Na coletiva, as duas também explicaram o papel do Conanda junto aos conselhos tutelares estaduais e comentaram sobre a participação dos adolescentes no processo de organização da Conferência. Confira, abaixo, trechos da entrevista. A cobertura completa da 9ª ConfDCA pode ser conferida clicando aqui ou na reportagem especial da Revista Viração deste mês.

Amara Mariana (AL) – Qual o papel do Conanda e qual a relação com os conselhos tutelares?

Miriam: O Conanda é o Conselho Nacional dos Direitos da Criança e do Adolescente. Ele foi criado em 1991 junto com o Estatuto da Criança e do Adolescente (ECA), mas na Constituição Federal já havia um artigo que previa a criação dos conselhos deliberativos de políticas publicas.

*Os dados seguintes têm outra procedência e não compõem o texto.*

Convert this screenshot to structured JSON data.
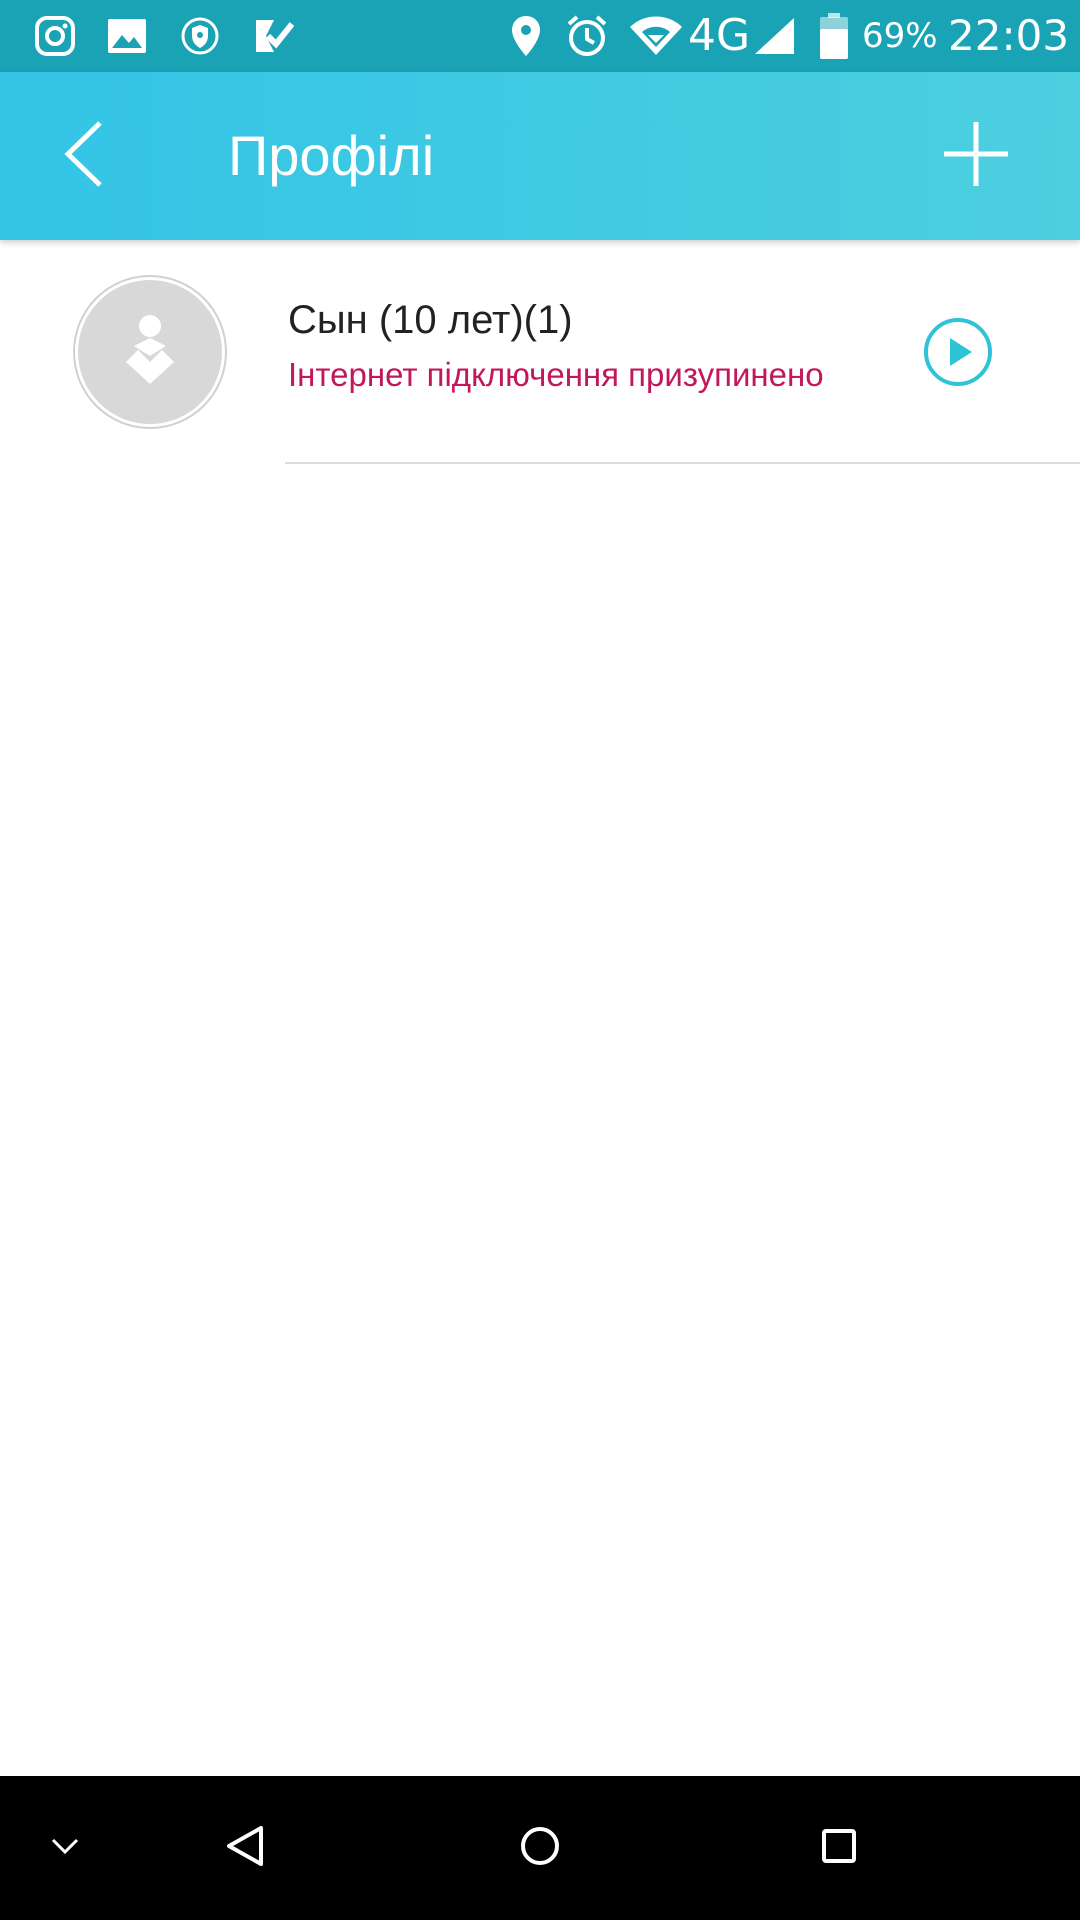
{
  "status_bar": {
    "battery_text": "69%",
    "time": "22:03",
    "network": "4G",
    "icons": [
      "instagram-icon",
      "gallery-icon",
      "vpn-shield-icon",
      "tasks-icon",
      "location-icon",
      "alarm-icon",
      "wifi-icon",
      "signal-icon",
      "battery-icon"
    ]
  },
  "app_bar": {
    "title": "Профілі",
    "back_icon": "chevron-left-icon",
    "add_icon": "plus-icon"
  },
  "profiles": [
    {
      "name": "Сын (10 лет)(1)",
      "status": "Інтернет підключення призупинено",
      "action_icon": "play-icon"
    }
  ],
  "nav_bar": {
    "icons": [
      "chevron-down-icon",
      "back-triangle-icon",
      "home-circle-icon",
      "recents-square-icon"
    ]
  },
  "colors": {
    "status_bar": "#1aa3b4",
    "app_bar_start": "#33c4e6",
    "app_bar_end": "#4ccfdf",
    "status_paused": "#c2185b",
    "accent": "#2ec4d6"
  }
}
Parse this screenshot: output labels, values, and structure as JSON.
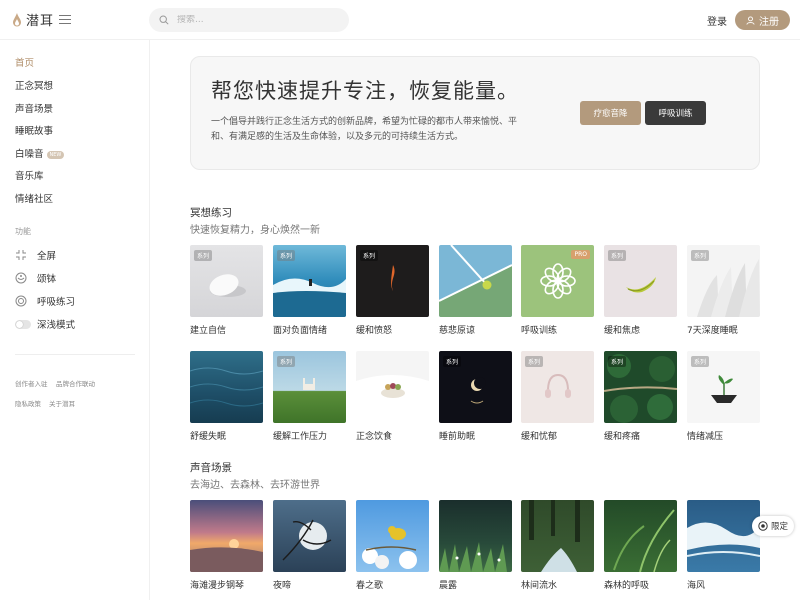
{
  "header": {
    "logo_text": "潜耳",
    "search_placeholder": "搜索...",
    "login_label": "登录",
    "register_label": "注册"
  },
  "sidebar": {
    "nav": [
      {
        "label": "首页",
        "active": true
      },
      {
        "label": "正念冥想"
      },
      {
        "label": "声音场景"
      },
      {
        "label": "睡眠故事"
      },
      {
        "label": "白噪音",
        "badge": "NEW"
      },
      {
        "label": "音乐库"
      },
      {
        "label": "情绪社区"
      }
    ],
    "functions_title": "功能",
    "functions": [
      {
        "label": "全屏",
        "icon": "fullscreen-icon"
      },
      {
        "label": "颂钵",
        "icon": "singing-bowl-icon"
      },
      {
        "label": "呼吸练习",
        "icon": "breathing-icon"
      },
      {
        "label": "深浅模式",
        "icon": "toggle-switch"
      }
    ],
    "footer_links": [
      "创作者入驻",
      "品牌合作联动",
      "隐私政策",
      "关于潜耳"
    ]
  },
  "hero": {
    "title": "帮您快速提升专注，恢复能量。",
    "description": "一个倡导并践行正念生活方式的创新品牌，希望为忙碌的都市人带来愉悦、平和、有满足感的生活及生命体验，以及多元的可持续生活方式。",
    "btn_heal": "疗愈音降",
    "btn_breath": "呼吸训练"
  },
  "meditation": {
    "title": "冥想练习",
    "subtitle": "快速恢复精力，身心焕然一新",
    "tag_label": "系列",
    "pro_label": "PRO",
    "row1": [
      {
        "title": "建立自信",
        "tag": true
      },
      {
        "title": "面对负面情绪",
        "tag": true
      },
      {
        "title": "缓和愤怒",
        "tag": true
      },
      {
        "title": "慈悲原谅",
        "tag": false
      },
      {
        "title": "呼吸训练",
        "pro": true
      },
      {
        "title": "缓和焦虑",
        "tag": true
      },
      {
        "title": "7天深度睡眠",
        "tag": true
      }
    ],
    "row2": [
      {
        "title": "舒缓失眠",
        "tag": false
      },
      {
        "title": "缓解工作压力",
        "tag": true
      },
      {
        "title": "正念饮食",
        "tag": false
      },
      {
        "title": "睡前助眠",
        "tag": true
      },
      {
        "title": "缓和忧郁",
        "tag": true
      },
      {
        "title": "缓和疼痛",
        "tag": true
      },
      {
        "title": "情绪减压",
        "tag": true
      }
    ]
  },
  "soundscape": {
    "title": "声音场景",
    "subtitle": "去海边、去森林、去环游世界",
    "items": [
      {
        "title": "海滩漫步钢琴"
      },
      {
        "title": "夜啼"
      },
      {
        "title": "春之歌"
      },
      {
        "title": "晨露"
      },
      {
        "title": "林间流水"
      },
      {
        "title": "森林的呼吸"
      },
      {
        "title": "海风"
      }
    ]
  },
  "limit_label": "限定"
}
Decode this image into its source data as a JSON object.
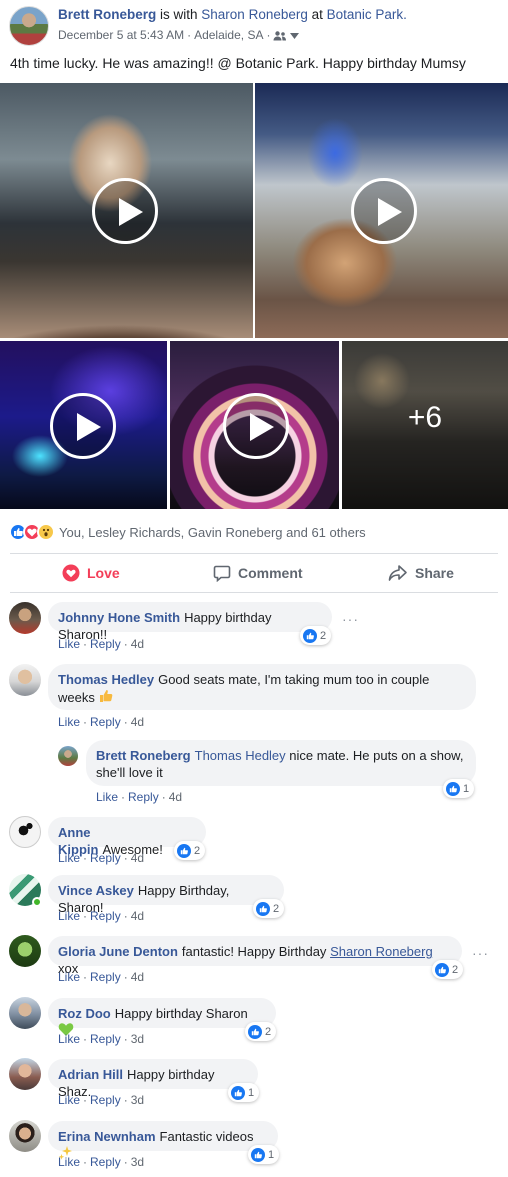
{
  "post": {
    "author": "Brett Roneberg",
    "with_text": " is with ",
    "tagged": "Sharon Roneberg",
    "at_text": " at ",
    "place": "Botanic Park.",
    "date": "December 5 at 5:43 AM",
    "location": "Adelaide, SA",
    "separator": "·",
    "text": "4th time lucky. He was amazing!! @ Botanic Park. Happy birthday Mumsy",
    "more_media": "+6"
  },
  "reactions": {
    "summary": "You, Lesley Richards, Gavin Roneberg and 61 others"
  },
  "actions": {
    "love": "Love",
    "comment": "Comment",
    "share": "Share"
  },
  "comments": [
    {
      "name": "Johnny Hone Smith",
      "text": "Happy birthday Sharon!!",
      "like": "Like",
      "reply": "Reply",
      "time": "4d",
      "count": "2"
    },
    {
      "name": "Thomas Hedley",
      "text": "Good seats mate, I'm taking mum too in couple weeks",
      "like": "Like",
      "reply": "Reply",
      "time": "4d"
    },
    {
      "name": "Brett Roneberg",
      "tag": "Thomas Hedley",
      "text": "nice mate. He puts on a show, she'll love it",
      "like": "Like",
      "reply": "Reply",
      "time": "4d",
      "count": "1"
    },
    {
      "name": "Anne Kippin",
      "text": "Awesome!",
      "like": "Like",
      "reply": "Reply",
      "time": "4d",
      "count": "2"
    },
    {
      "name": "Vince Askey",
      "text": "Happy Birthday, Sharon!",
      "like": "Like",
      "reply": "Reply",
      "time": "4d",
      "count": "2"
    },
    {
      "name": "Gloria June Denton",
      "text": "fantastic! Happy Birthday",
      "tag": "Sharon Roneberg",
      "text2": "xox",
      "like": "Like",
      "reply": "Reply",
      "time": "4d",
      "count": "2"
    },
    {
      "name": "Roz Doo",
      "text": "Happy birthday Sharon",
      "like": "Like",
      "reply": "Reply",
      "time": "3d",
      "count": "2"
    },
    {
      "name": "Adrian Hill",
      "text": "Happy birthday Shaz.",
      "like": "Like",
      "reply": "Reply",
      "time": "3d",
      "count": "1"
    },
    {
      "name": "Erina Newnham",
      "text": "Fantastic videos",
      "like": "Like",
      "reply": "Reply",
      "time": "3d",
      "count": "1"
    }
  ],
  "colors": {
    "link": "#385898",
    "love": "#f33e58",
    "like": "#1877f2",
    "bubble": "#f2f3f5",
    "meta": "#606770"
  },
  "icons": [
    "play-icon",
    "like-reaction-icon",
    "love-reaction-icon",
    "wow-reaction-icon",
    "heart-outline-icon",
    "comment-icon",
    "share-icon",
    "friends-privacy-icon",
    "chevron-down-icon",
    "more-options-icon",
    "thumbs-up-emoji",
    "green-heart-emoji",
    "sparkles-emoji"
  ]
}
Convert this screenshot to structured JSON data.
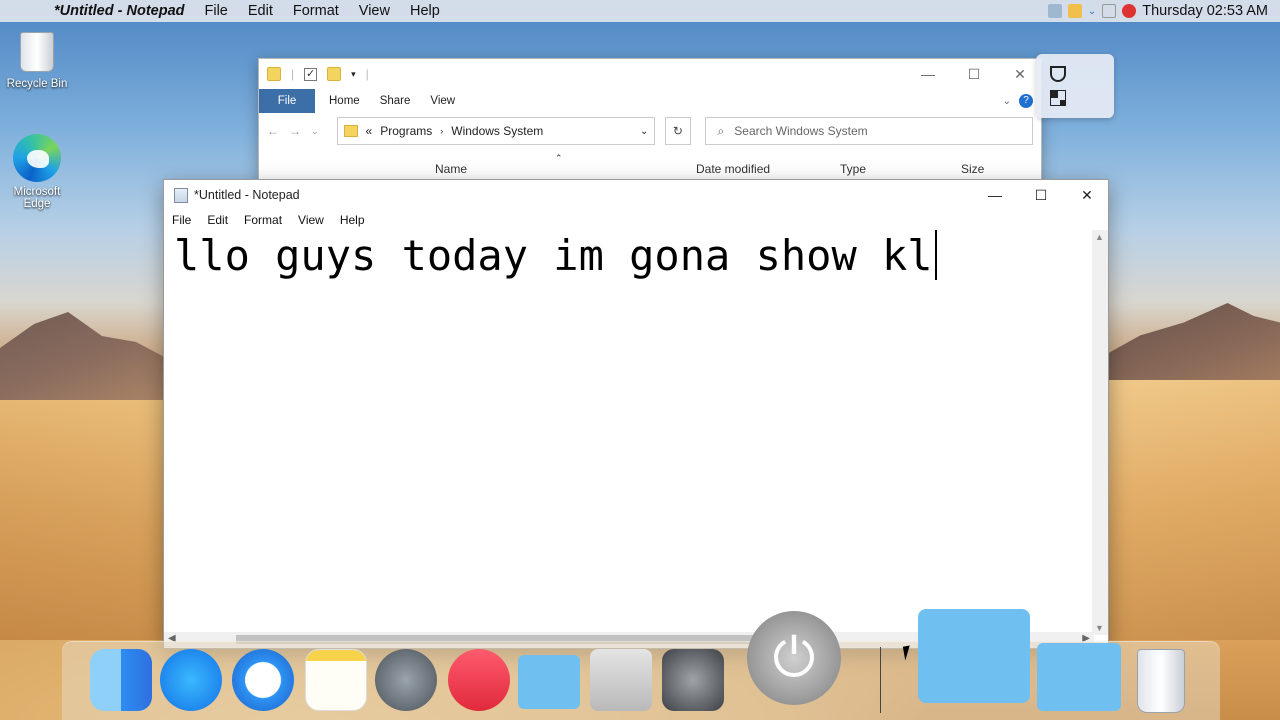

Ou seja, o Conanda é o conselho que delibera políticas públicas e faz o controle social. Deliberar é algo como “resolver” questões ligadas aos direitos da infância e adolescência no País. Já o controle social é a fiscalização dessas políticas, de educação, saúde, profissionalização, esporte, lazer, cultura, e que são destinadas a vocês, se estão sendo eficientes e eficazes. Além disso, o Conanda é um conselho com formação mista, com representantes indicados pelo governo federal e pela sociedade civil. Nós temos 28 conselheiros, 14 representando a sociedade civil e 14 representando o governo. Eu faço parte do Conanda representando a sociedade civil, por meio da Rede  dos Salesianos. A Carmen é representante do governo, da Secretaria dos Direitos Humanos. Então nós temos mais 13 entidades da sociedade civil de âmbito nacional e mais 13 ministérios e órgãos de secretarias de nível federal do governo. E temos os nossos espelhos, vamos dizer assim, que são os conselhos estaduais. Então cada Estado da federação tem o seu conselho estadual e municipal.

O Conanda delibera as políticas públicas e o conselho tutelar requisita esses serviços de políticas públicas. O Conanda também financia ações de formação para esses conselheiros tutelares, porque eles têm o papel fundamental, e importante, que é trabalhar a questão da violação de direito, pois são acionados quando isso acontece, e buscam soluções dessa violação nos programas e nos serviços públicos de saúde, de trabalho, de educação, assistência social. São dois conselhos que têm trabalhado muito junto. Um deliberando e o outro requisitando os serviços.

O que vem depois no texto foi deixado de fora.